So, in my projects, something happens a lot : I write a Kafka Java producer, and I have to make sure all the important configuration is properly set.
This quick guide is intended as reference to make sure everything is covered!
bootstrap.servers : Kafka server URL. Put several URLs in there, 3 is recommended for production deployment.
key.serializer : mandatory even if you use null keys. The fully classified name of your serializer. See class implementing
org.apache.kafka.common.serialization. If you use avro, use io.confluent.kafka.serializers.KafkaAvroSerializer.
value.serializer : same as key serializer, but for values.
schema.registry.url: if you are using avro for serdes, URL of your schema-registry.
enable.idempotence : set this to true for minimum overhead, maximum data quality. Prevents duplicates and out of order messages at almost no cost.
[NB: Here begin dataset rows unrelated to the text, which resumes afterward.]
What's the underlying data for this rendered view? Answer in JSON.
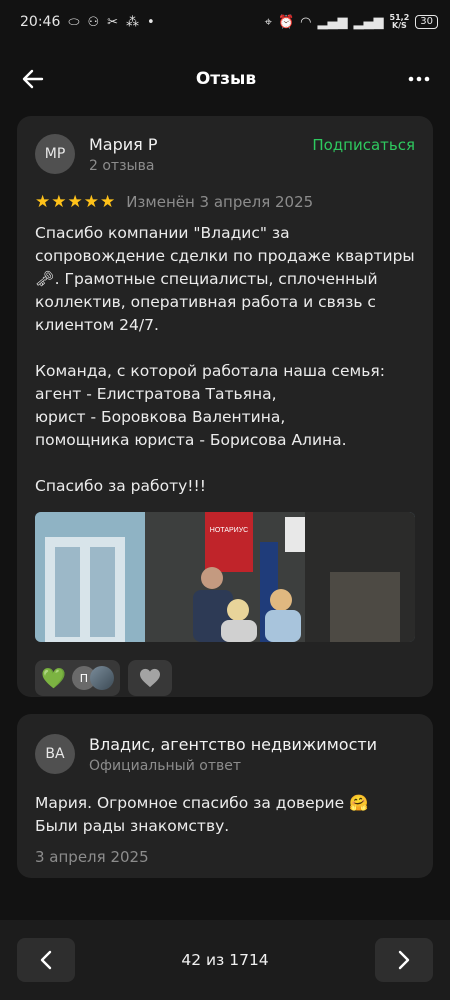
{
  "status_bar": {
    "time": "20:46",
    "net_speed_value": "51,2",
    "net_speed_unit": "K/S",
    "battery": "30"
  },
  "header": {
    "title": "Отзыв"
  },
  "review": {
    "avatar_initials": "МР",
    "author_name": "Мария Р",
    "author_reviews": "2 отзыва",
    "subscribe_label": "Подписаться",
    "rating": 5,
    "stars": "★★★★★",
    "edited": "Изменён 3 апреля 2025",
    "text": "Спасибо компании \"Владис\" за сопровождение сделки по продаже квартиры 🗝. Грамотные специалисты, сплоченный коллектив, оперативная работа и связь с клиентом 24/7.\n\nКоманда, с которой работала наша семья:\nагент - Елистратова Татьяна,\nюрист - Боровкова Валентина,\nпомощника юриста - Борисова Алина.\n\nСпасибо за работу!!!",
    "photo_sign": "НОТАРИУС",
    "reaction_avatar_initial": "П"
  },
  "reply": {
    "avatar_initials": "ВА",
    "author_name": "Владис, агентство недвижимости",
    "subtitle": "Официальный ответ",
    "text": "Мария. Огромное спасибо за доверие 🤗\nБыли рады знакомству.",
    "date": "3 апреля 2025"
  },
  "pager": {
    "counter": "42 из 1714"
  },
  "colors": {
    "accent_green": "#2ec95f",
    "star_yellow": "#ffc21a",
    "card_bg": "#232323",
    "page_bg": "#121212"
  }
}
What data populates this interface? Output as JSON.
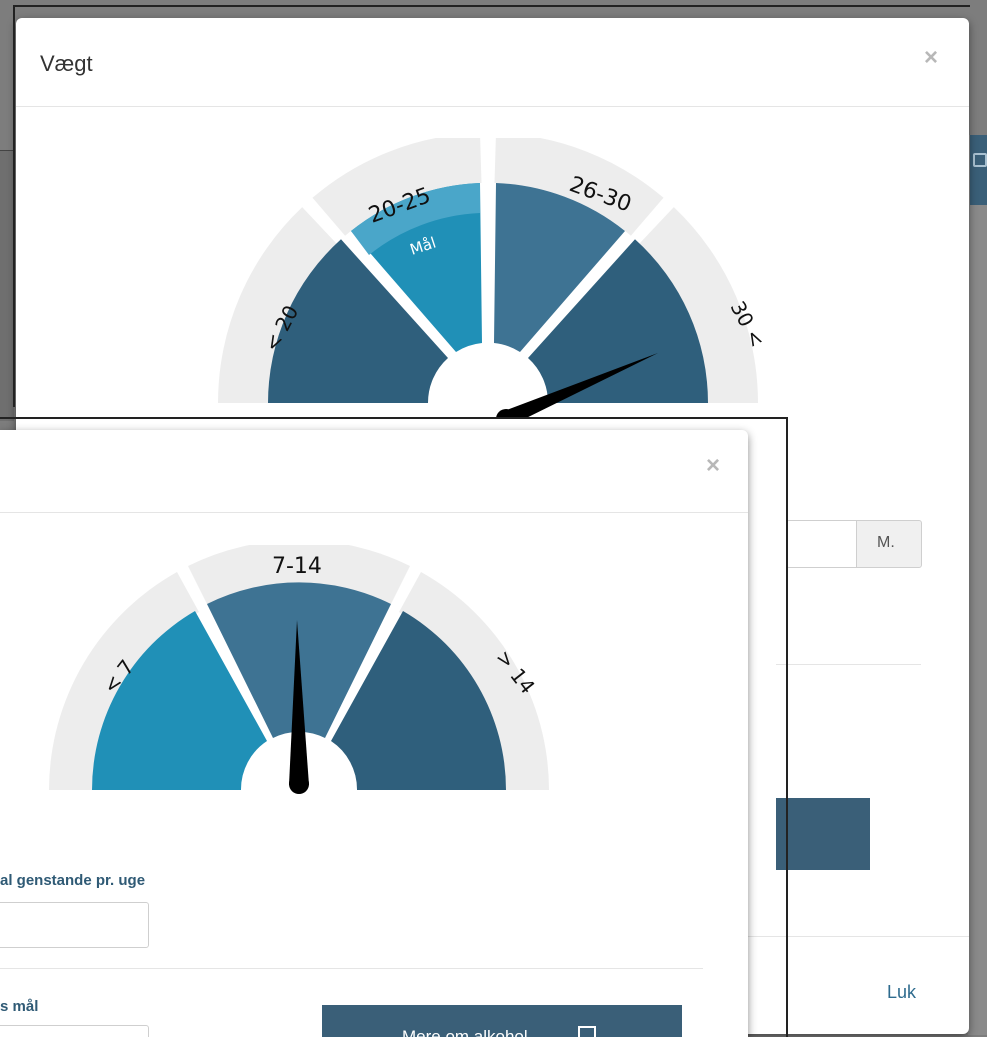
{
  "weight_modal": {
    "title": "Vægt",
    "close_symbol": "×",
    "gauge_labels": {
      "low": "< 20",
      "goal_range": "20-25",
      "goal_tag": "Mål",
      "mid": "26-30",
      "high": "30 <"
    },
    "input_unit_label": "M.",
    "footer_close_label": "Luk",
    "colors": {
      "teal": "#2090b7",
      "teal_light": "#4aa6c9",
      "steel": "#3e7393",
      "slate": "#2f5f7c",
      "ring": "#ededed"
    }
  },
  "alcohol_modal": {
    "close_symbol": "×",
    "gauge_labels": {
      "low": "< 7",
      "mid": "7-14",
      "high": "> 14"
    },
    "units_label": "al genstande pr. uge",
    "goal_label": "s mål",
    "more_button_label": "Mere om alkohol",
    "external_link_icon": "external-link-icon"
  },
  "background": {
    "save_icon": "save-icon"
  }
}
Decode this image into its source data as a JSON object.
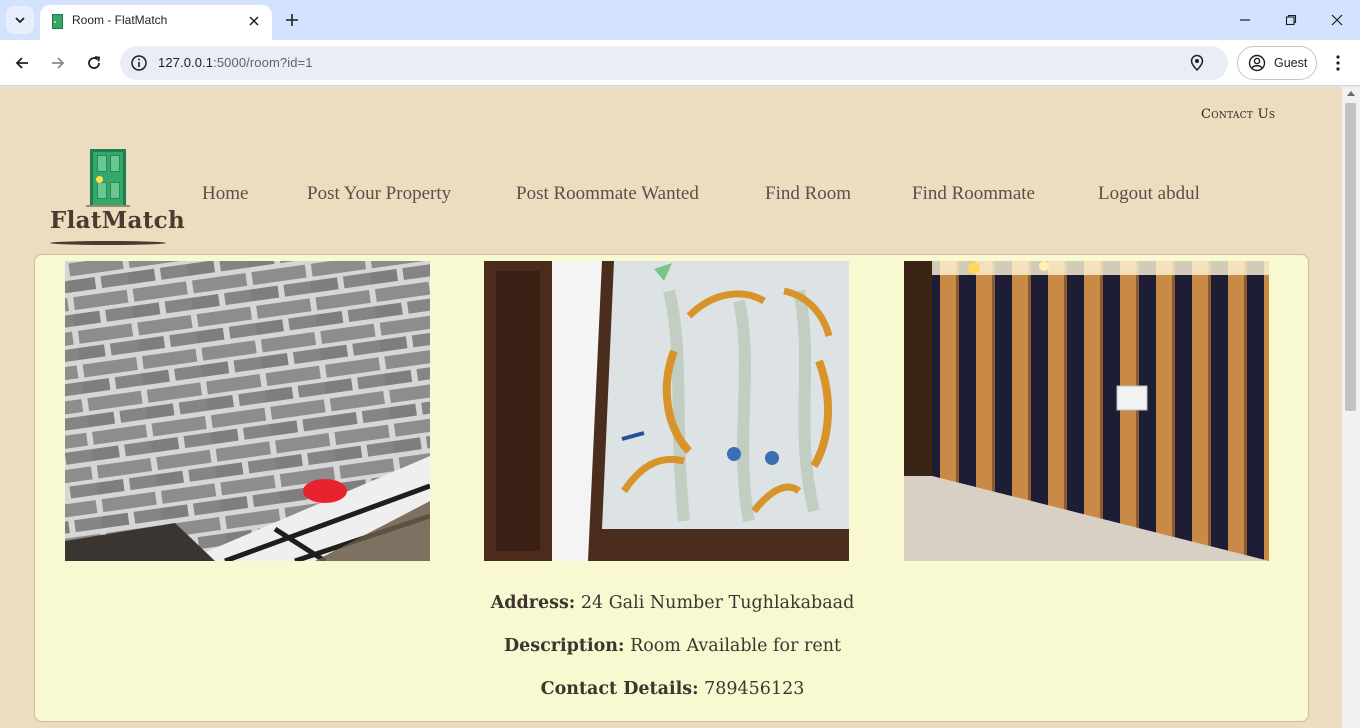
{
  "browser": {
    "tab_title": "Room - FlatMatch",
    "url_host": "127.0.0.1",
    "url_rest": ":5000/room?id=1",
    "profile_label": "Guest"
  },
  "page": {
    "contact_link": "Contact Us",
    "logo_text": "FlatMatch",
    "nav": [
      {
        "label": "Home"
      },
      {
        "label": "Post Your Property"
      },
      {
        "label": "Post Roommate Wanted"
      },
      {
        "label": "Find Room"
      },
      {
        "label": "Find Roommate"
      },
      {
        "label": "Logout abdul"
      }
    ],
    "details": {
      "address_label": "Address:",
      "address_value": "24 Gali Number Tughlakabaad",
      "description_label": "Description:",
      "description_value": "Room Available for rent",
      "contact_label": "Contact Details:",
      "contact_value": "789456123"
    }
  },
  "colors": {
    "page_bg": "#ecdcc0",
    "card_bg": "#f8f8d1",
    "logo_green": "#34a86b",
    "text_brown": "#4a3b30"
  }
}
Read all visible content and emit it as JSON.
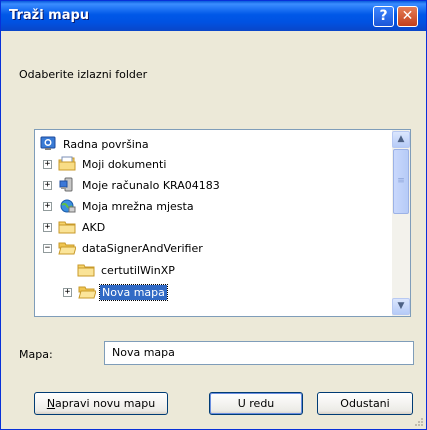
{
  "window": {
    "title": "Traži mapu",
    "help_label": "?",
    "close_label": "✕"
  },
  "prompt": "Odaberite izlazni folder",
  "tree": {
    "items": [
      {
        "label": "Radna površina",
        "icon": "desktop-icon",
        "expander": "",
        "selected": false
      },
      {
        "label": "Moji dokumenti",
        "icon": "documents-folder-icon",
        "expander": "+",
        "selected": false
      },
      {
        "label": "Moje računalo KRA04183",
        "icon": "computer-icon",
        "expander": "+",
        "selected": false
      },
      {
        "label": "Moja mrežna mjesta",
        "icon": "network-icon",
        "expander": "+",
        "selected": false
      },
      {
        "label": "AKD",
        "icon": "folder-icon",
        "expander": "+",
        "selected": false
      },
      {
        "label": "dataSignerAndVerifier",
        "icon": "folder-open-icon",
        "expander": "−",
        "selected": false
      },
      {
        "label": "certutilWinXP",
        "icon": "folder-icon",
        "expander": "",
        "selected": false
      },
      {
        "label": "Nova mapa",
        "icon": "folder-open-icon",
        "expander": "+",
        "selected": true
      }
    ],
    "scroll_up": "▲",
    "scroll_down": "▼",
    "thumb_grip": "≡"
  },
  "folder_field": {
    "label": "Mapa:",
    "value": "Nova mapa"
  },
  "buttons": {
    "new_folder_label": "Napravi novu mapu",
    "ok_label": "U redu",
    "cancel_label": "Odustani"
  },
  "colors": {
    "titlebar": "#0058e8",
    "selection": "#316ac5",
    "dialog_bg": "#ece9d8"
  }
}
Prerequisite:
max.in.flight.requests.per.connection must be <=
5 (this is the default) and acks must be
linger.ms : how long messages accumulate before they are sent to the broker in batches. Test what works for you according to your message size and your desired latency is throughput.
batch.size : max size of each batch before they are sent. Batch will be sent if either the batch size is greater than batch.size, or the time elapsed since batch creation is greater than linger.ms. Test your setup to determine the optimal value.
compression.type : if you get poor performance during your tests, compression can help significantly - up to 40% of performance gain in my experience. This is recommended if you use a serialization format which is text and token heavy (XML or Json).